In the design of rest space, the design of semi-open and semi-private space should be considered. The layout of seats and pavilions in this space should meet the principles of prospect-refuge theory, combined with edge layout and placement, and effectively meet the psychological needs of users for safety and viewing, and reduce anxiety and tension.

Regarding the design of roads in the parks we examined, the main park road is typically used as a fitness trail space, and is constructed from pavement using two materials (semi-plastic and semi-rigid), which can distinguish different sports groups and reduce physical collisions during activities. However, plastic paving is typically used by runners, whereas hard paving is mainly used by older people for walking, which is not conducive to the health of older peoples’ knees. To improve the safety of the park, we recommend the use of two-color plastic materials for paving fitness trails, to distinguish different users’ spaces. In the design of the fitness space, we recommend that the floor of the space be mainly constructed of plastic material, maintaining a certain distance between the activity equipment to reduce interference between activities. It is necessary to provide a variety of fitness settings to attract people to use the park, and to plant natural landscapes such as shrubs and grasses around the equipment fitness activity space to improve the naturalness and safety of the space.

4.2. Limitations and Future Research

Innovative aspects of the current study:

The current study took users’ health needs as a starting point and combined measurements of users’ psychological feelings and physiological reactions to examine the health needs of the population at different levels. In addition, we considered the interactive mechanisms of landscape elements and population health comprehensively. The current findings are significant for constructing a theoretical model of healthy landscapes in relation to community parks.

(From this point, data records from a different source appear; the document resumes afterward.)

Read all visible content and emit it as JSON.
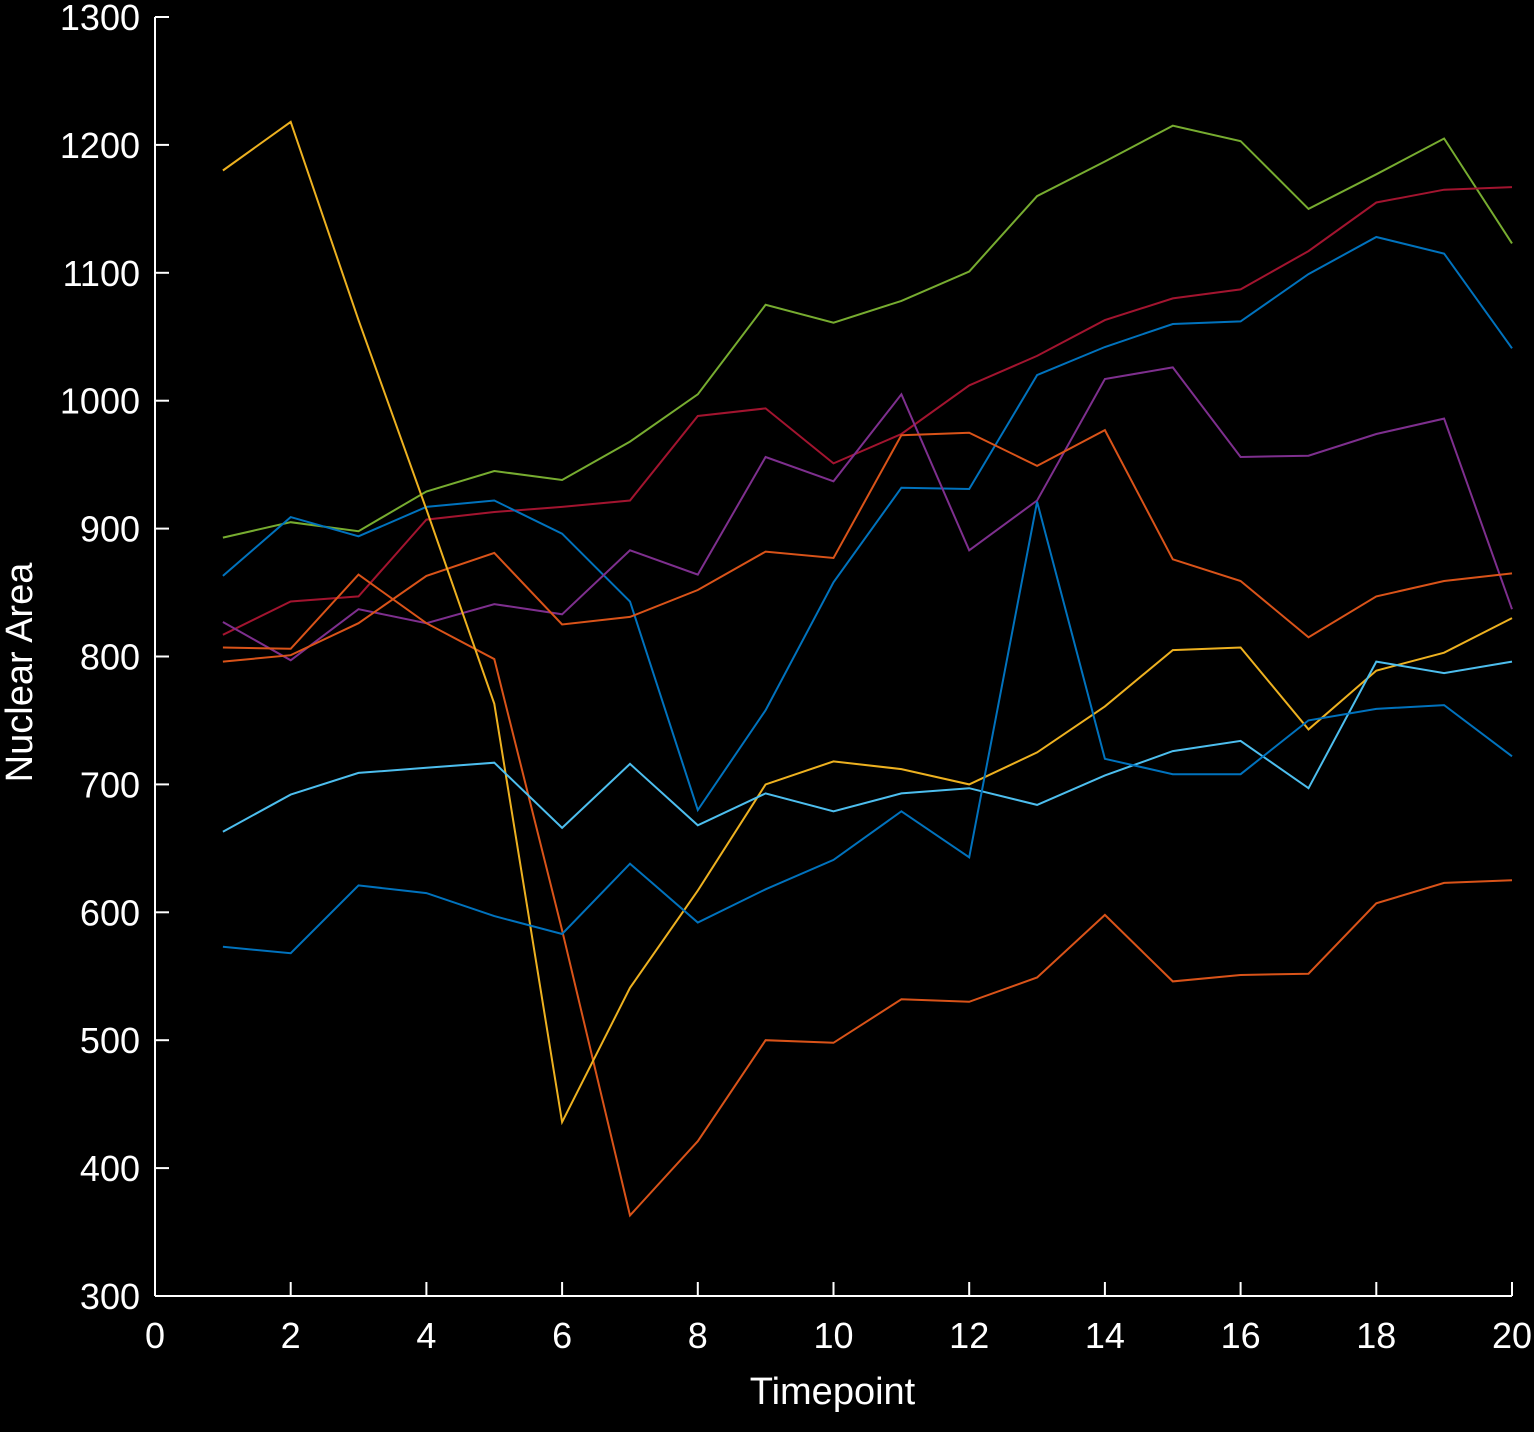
{
  "chart_data": {
    "type": "line",
    "title": "",
    "xlabel": "Timepoint",
    "ylabel": "Nuclear Area",
    "xlim": [
      0,
      20
    ],
    "ylim": [
      300,
      1300
    ],
    "x_ticks": [
      "0",
      "2",
      "4",
      "6",
      "8",
      "10",
      "12",
      "14",
      "16",
      "18",
      "20"
    ],
    "y_ticks": [
      "300",
      "400",
      "500",
      "600",
      "700",
      "800",
      "900",
      "1000",
      "1100",
      "1200",
      "1300"
    ],
    "grid": false,
    "background": "#000000",
    "axis_color": "#ffffff",
    "x": [
      1,
      2,
      3,
      4,
      5,
      6,
      7,
      8,
      9,
      10,
      11,
      12,
      13,
      14,
      15,
      16,
      17,
      18,
      19,
      20
    ],
    "series": [
      {
        "color": "#77ac30",
        "values": [
          893,
          905,
          898,
          929,
          945,
          938,
          968,
          1005,
          1075,
          1061,
          1078,
          1101,
          1160,
          1187,
          1215,
          1203,
          1150,
          1177,
          1205,
          1123
        ]
      },
      {
        "color": "#a2142f",
        "values": [
          817,
          843,
          847,
          907,
          913,
          917,
          922,
          988,
          994,
          951,
          974,
          1012,
          1035,
          1063,
          1080,
          1087,
          1117,
          1155,
          1165,
          1167
        ]
      },
      {
        "color": "#0072bd",
        "values": [
          863,
          909,
          894,
          917,
          922,
          896,
          843,
          680,
          758,
          858,
          932,
          931,
          1020,
          1042,
          1060,
          1062,
          1099,
          1128,
          1115,
          1041
        ]
      },
      {
        "color": "#7e2f8e",
        "values": [
          827,
          797,
          837,
          826,
          841,
          833,
          883,
          864,
          956,
          937,
          1005,
          883,
          922,
          1017,
          1026,
          956,
          957,
          974,
          986,
          837
        ]
      },
      {
        "color": "#d95319",
        "values": [
          796,
          801,
          826,
          863,
          881,
          825,
          831,
          852,
          882,
          877,
          973,
          975,
          949,
          977,
          876,
          859,
          815,
          847,
          859,
          865
        ]
      },
      {
        "color": "#d95319",
        "values": [
          807,
          806,
          864,
          826,
          798,
          586,
          363,
          421,
          500,
          498,
          532,
          530,
          549,
          598,
          546,
          551,
          552,
          607,
          623,
          625
        ]
      },
      {
        "color": "#edb120",
        "values": [
          1180,
          1218,
          1063,
          915,
          763,
          436,
          541,
          617,
          700,
          718,
          712,
          700,
          725,
          761,
          805,
          807,
          743,
          789,
          803,
          830
        ]
      },
      {
        "color": "#4dbeee",
        "values": [
          663,
          692,
          709,
          713,
          717,
          666,
          716,
          668,
          693,
          679,
          693,
          697,
          684,
          707,
          726,
          734,
          697,
          796,
          787,
          796
        ]
      },
      {
        "color": "#0072bd",
        "values": [
          573,
          568,
          621,
          615,
          597,
          583,
          638,
          592,
          618,
          641,
          679,
          643,
          921,
          720,
          708,
          708,
          750,
          759,
          762,
          722
        ]
      }
    ]
  }
}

Based on previous physiological experimental research, the current study investigated physiological health recovery in relation to specific types of landscape elements, and clarified the role of specific landscape elements in promoting users’ health recovery.

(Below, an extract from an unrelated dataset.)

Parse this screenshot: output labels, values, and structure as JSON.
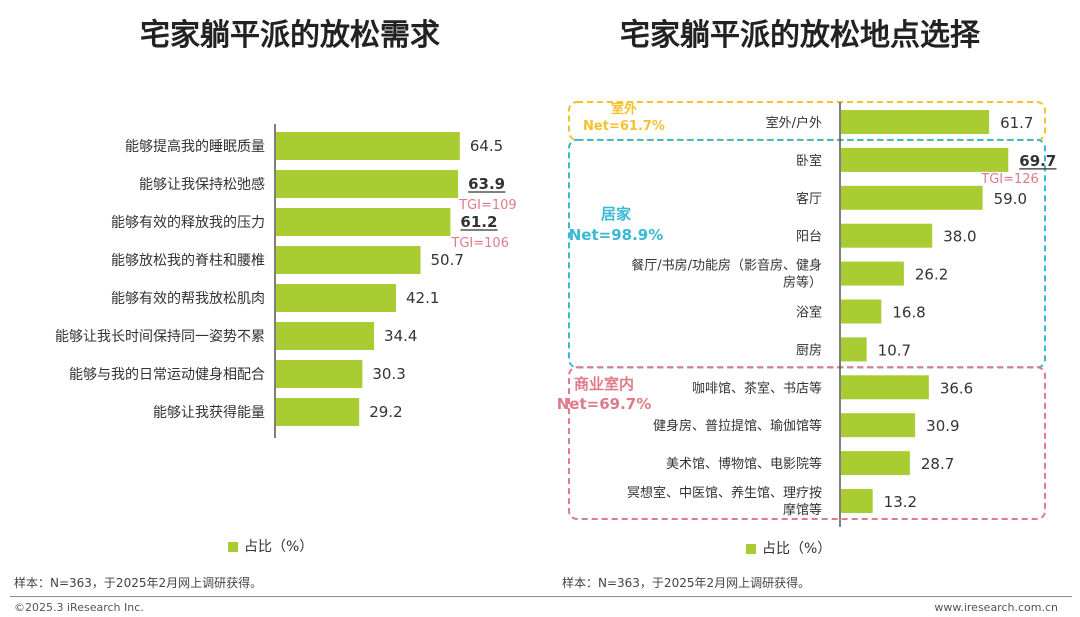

Although the current study revealed useful findings, it would be valuable for future studies to examine the following issues in more depth.

Expansion of the sample of community parks: The current study selected four community parks in Jing’an District, Shanghai. The selection of research objects could be expanded and improved in future studies. As an old city, Jing’an District’s park model is characteristic of Shanghai’s park development over the last several decades, and the overall layout and model of the city’s community parks tends to be traditional. Constrained by the status quo of the region and the degree of urbanization, the community parks in Jing’an District can only be renovated, rather than newly built. In recent years, with the expansion of cities, the development model of community parks in high-density urban high-tech zones is also of great research interest.

Improvement of the physiological test experiment: Unlike many physiological studies, the current physiological experiment did not involve a stressor. With longer test times, even if there was no relaxing effect of the landscape, the stress felt by participants would be expected to decrease over time. Participants in this experiment only spent 10 s watching the scene photographs. Therefore, we used physiological measures of skin conductivity and heart rate, which can instantly reflect the current physiological state of participants as the test indicators. In future experiments, experimenters should consider using eye trackers, electroencephalography, and other equipment for testing, which can more fully reflect the physiological conditions of the participants.

Improving the authenticity of scene simulation: In this study, a photograph viewing method was used to examine the health benefits of landscape elements. However, this simulation method may have lacked authenticity in some respects. Community parks are places containing diverse types of sensory information. Future research should examine all five sensory domains: vision, hearing, smell, touch, and taste. Further studies should test participants in real environments, or using VR and other approaches to simulate more realistic scenes.